The glut was caused by the H1N1 flu virus, most analysts say, which backed up export pork into the North American market and snuffed out what should have been a spring and summer rally. North American producers have been losing money for two years in a cyclical trough, but 2009 was widely assumed to be the year of recovery.
H1N1, occurring as the price recovery was expected to begin, swamped the market after a number of importing countries shut their doors to U.S. and Canadian pork.
“The spring and summer rally would not have saved many producers, but it would have saved some,” Grier said.
“They would have built up some equity. With H1N1, there’s no spring and summer rally and we’re going into the fall, when prices typically tank even in good years, and we’re in a historical low.”

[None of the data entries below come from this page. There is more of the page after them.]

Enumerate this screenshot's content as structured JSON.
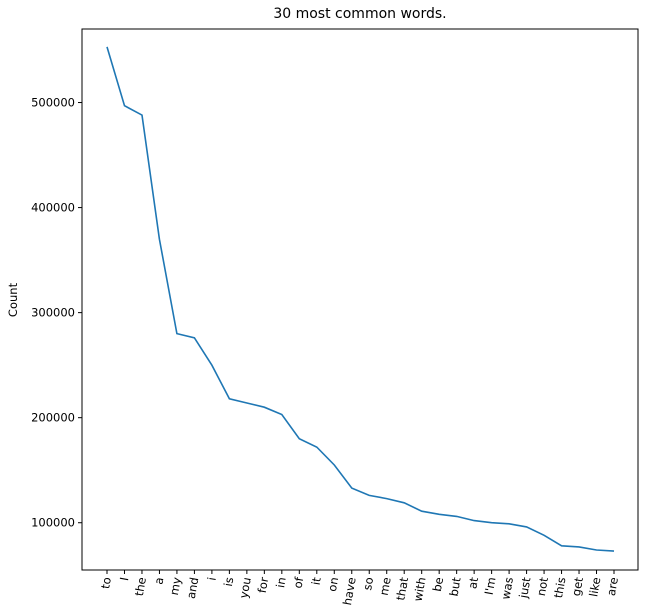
{
  "chart_data": {
    "type": "line",
    "title": "30 most common words.",
    "xlabel": "",
    "ylabel": "Count",
    "ylim": [
      55000,
      570000
    ],
    "yticks": [
      100000,
      200000,
      300000,
      400000,
      500000
    ],
    "ytick_labels": [
      "100000",
      "200000",
      "300000",
      "400000",
      "500000"
    ],
    "grid": false,
    "line_color": "#1f77b4",
    "categories": [
      "to",
      "I",
      "the",
      "a",
      "my",
      "and",
      "i",
      "is",
      "you",
      "for",
      "in",
      "of",
      "it",
      "on",
      "have",
      "so",
      "me",
      "that",
      "with",
      "be",
      "but",
      "at",
      "I'm",
      "was",
      "just",
      "not",
      "this",
      "get",
      "like",
      "are"
    ],
    "series": [
      {
        "values": [
          553000,
          497000,
          488000,
          370000,
          280000,
          276000,
          250000,
          218000,
          214000,
          210000,
          203000,
          180000,
          172000,
          155000,
          133000,
          126000,
          123000,
          119000,
          111000,
          108000,
          106000,
          102000,
          100000,
          99000,
          96000,
          88000,
          78000,
          77000,
          74000,
          73000
        ]
      }
    ]
  }
}
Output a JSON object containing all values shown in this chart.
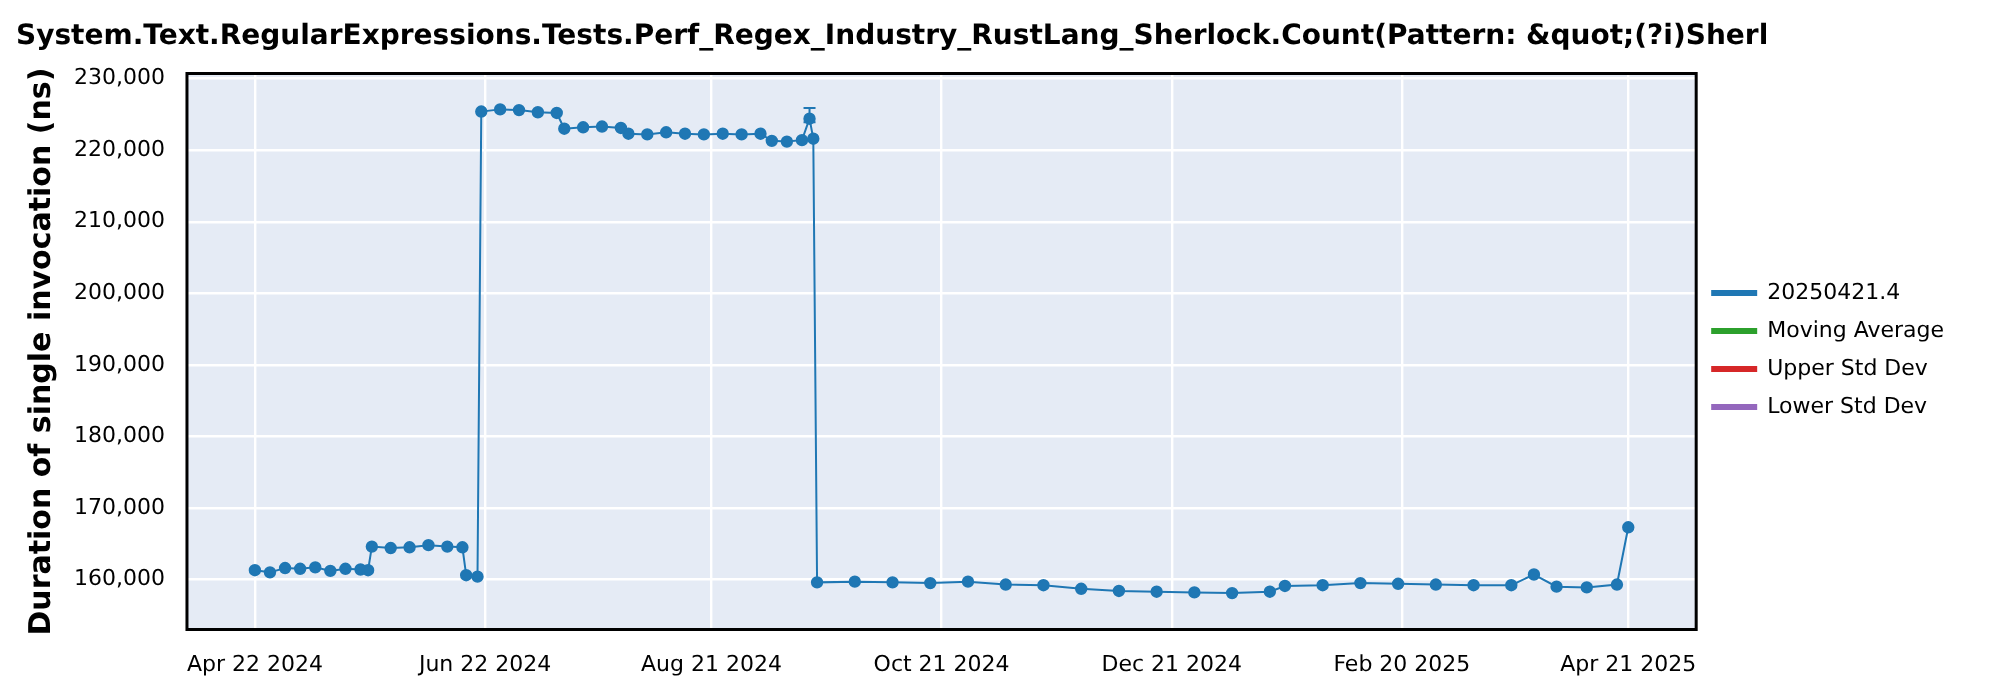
{
  "chart_data": {
    "type": "line",
    "title": "System.Text.RegularExpressions.Tests.Perf_Regex_Industry_RustLang_Sherlock.Count(Pattern: &quot;(?i)Sherl",
    "ylabel": "Duration of single invocation (ns)",
    "grid": true,
    "legend": "right",
    "marker": "circle",
    "line_style": "solid",
    "xlim": [
      "2024-04-04",
      "2025-05-09"
    ],
    "xticks": [
      {
        "value": "2024-04-22",
        "label": "Apr 22 2024"
      },
      {
        "value": "2024-06-22",
        "label": "Jun 22 2024"
      },
      {
        "value": "2024-08-21",
        "label": "Aug 21 2024"
      },
      {
        "value": "2024-10-21",
        "label": "Oct 21 2024"
      },
      {
        "value": "2024-12-21",
        "label": "Dec 21 2024"
      },
      {
        "value": "2025-02-20",
        "label": "Feb 20 2025"
      },
      {
        "value": "2025-04-21",
        "label": "Apr 21 2025"
      }
    ],
    "ylim": [
      153000,
      230700
    ],
    "yticks": [
      {
        "value": 160000,
        "label": "160,000"
      },
      {
        "value": 170000,
        "label": "170,000"
      },
      {
        "value": 180000,
        "label": "180,000"
      },
      {
        "value": 190000,
        "label": "190,000"
      },
      {
        "value": 200000,
        "label": "200,000"
      },
      {
        "value": 210000,
        "label": "210,000"
      },
      {
        "value": 220000,
        "label": "220,000"
      },
      {
        "value": 230000,
        "label": "230,000"
      }
    ],
    "series": [
      {
        "name": "20250421.4",
        "color": "#1f77b4",
        "x": [
          "2024-04-22",
          "2024-04-26",
          "2024-04-30",
          "2024-05-04",
          "2024-05-08",
          "2024-05-12",
          "2024-05-16",
          "2024-05-20",
          "2024-05-22",
          "2024-05-23",
          "2024-05-28",
          "2024-06-02",
          "2024-06-07",
          "2024-06-12",
          "2024-06-16",
          "2024-06-17",
          "2024-06-20",
          "2024-06-21",
          "2024-06-26",
          "2024-07-01",
          "2024-07-06",
          "2024-07-11",
          "2024-07-13",
          "2024-07-18",
          "2024-07-23",
          "2024-07-28",
          "2024-07-30",
          "2024-08-04",
          "2024-08-09",
          "2024-08-14",
          "2024-08-19",
          "2024-08-24",
          "2024-08-29",
          "2024-09-03",
          "2024-09-06",
          "2024-09-10",
          "2024-09-14",
          "2024-09-16",
          "2024-09-17",
          "2024-09-18",
          "2024-09-28",
          "2024-10-08",
          "2024-10-18",
          "2024-10-28",
          "2024-11-07",
          "2024-11-17",
          "2024-11-27",
          "2024-12-07",
          "2024-12-17",
          "2024-12-27",
          "2025-01-06",
          "2025-01-16",
          "2025-01-20",
          "2025-01-30",
          "2025-02-09",
          "2025-02-19",
          "2025-03-01",
          "2025-03-11",
          "2025-03-21",
          "2025-03-27",
          "2025-04-02",
          "2025-04-10",
          "2025-04-18",
          "2025-04-21"
        ],
        "values": [
          161300,
          161000,
          161600,
          161500,
          161700,
          161200,
          161500,
          161400,
          161300,
          164600,
          164400,
          164500,
          164800,
          164600,
          164500,
          160600,
          160400,
          225400,
          225700,
          225600,
          225300,
          225200,
          223000,
          223200,
          223300,
          223100,
          222300,
          222200,
          222500,
          222300,
          222200,
          222300,
          222200,
          222300,
          221300,
          221200,
          221400,
          224400,
          221600,
          159600,
          159700,
          159600,
          159500,
          159700,
          159300,
          159200,
          158700,
          158400,
          158300,
          158200,
          158100,
          158300,
          159100,
          159200,
          159500,
          159400,
          159300,
          159200,
          159200,
          160700,
          159000,
          158900,
          159300,
          167300
        ],
        "errors": [
          null,
          null,
          null,
          null,
          null,
          null,
          null,
          null,
          null,
          null,
          null,
          null,
          null,
          null,
          null,
          null,
          null,
          null,
          null,
          null,
          null,
          null,
          null,
          null,
          null,
          null,
          null,
          null,
          null,
          null,
          null,
          null,
          null,
          null,
          null,
          null,
          null,
          [
            223900,
            225900
          ],
          null,
          null,
          null,
          null,
          null,
          null,
          null,
          null,
          null,
          null,
          null,
          null,
          null,
          null,
          null,
          null,
          null,
          null,
          null,
          null,
          null,
          null,
          null,
          null,
          null,
          null
        ]
      },
      {
        "name": "Moving Average",
        "color": "#2ca02c"
      },
      {
        "name": "Upper Std Dev",
        "color": "#d62728"
      },
      {
        "name": "Lower Std Dev",
        "color": "#9467bd"
      }
    ]
  }
}
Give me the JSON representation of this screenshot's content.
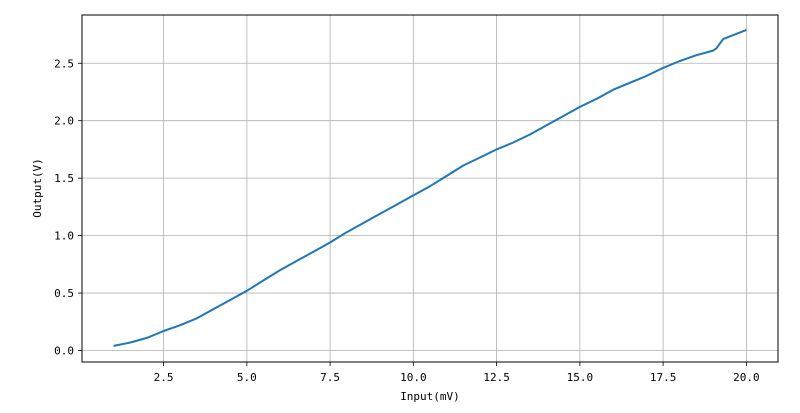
{
  "chart_data": {
    "type": "line",
    "title": "",
    "xlabel": "Input(mV)",
    "ylabel": "Output(V)",
    "xlim": [
      0.05,
      20.95
    ],
    "ylim": [
      -0.1,
      2.92
    ],
    "grid": true,
    "x_ticks": [
      2.5,
      5.0,
      7.5,
      10.0,
      12.5,
      15.0,
      17.5,
      20.0
    ],
    "x_tick_labels": [
      "2.5",
      "5.0",
      "7.5",
      "10.0",
      "12.5",
      "15.0",
      "17.5",
      "20.0"
    ],
    "y_ticks": [
      0.0,
      0.5,
      1.0,
      1.5,
      2.0,
      2.5
    ],
    "y_tick_labels": [
      "0.0",
      "0.5",
      "1.0",
      "1.5",
      "2.0",
      "2.5"
    ],
    "line_color": "#1f77b4",
    "series": [
      {
        "x": [
          1,
          1.5,
          2,
          2.5,
          3,
          3.5,
          4,
          4.5,
          5,
          5.5,
          6,
          6.5,
          7,
          7.5,
          8,
          8.5,
          9,
          9.5,
          10,
          10.5,
          11,
          11.5,
          12,
          12.5,
          13,
          13.5,
          14,
          14.5,
          15,
          15.5,
          16,
          16.5,
          17,
          17.5,
          18,
          18.5,
          19,
          19.1,
          19.3,
          20
        ],
        "y": [
          0.04,
          0.07,
          0.11,
          0.17,
          0.22,
          0.28,
          0.36,
          0.44,
          0.52,
          0.61,
          0.7,
          0.78,
          0.86,
          0.94,
          1.03,
          1.11,
          1.19,
          1.27,
          1.35,
          1.43,
          1.52,
          1.61,
          1.68,
          1.75,
          1.81,
          1.88,
          1.96,
          2.04,
          2.12,
          2.19,
          2.27,
          2.33,
          2.39,
          2.46,
          2.52,
          2.57,
          2.61,
          2.63,
          2.71,
          2.79
        ]
      }
    ]
  }
}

Surviving the extended price trough is the main challenge facing Canadian producers. However, once that’s past, American packers have already shown a willingness to accept Canadian pigs.
Tyson has for a long time accepted Canadian hogs, and recently so has Swift. Grier thinks that shows that the return of Canadian hogs to the U.S. market is only a matter of time.
“I think people are waking up to the fact that Tyson’s got an advantage,” Grier said.
“That’ll start perking up again. I knew once Tyson started to do it, others would have to follow suit, because Tyson has an advantage.”
How many Canadian hog operations survive long enough to access that market once the hog and pork glut is gone is anyone’s guess.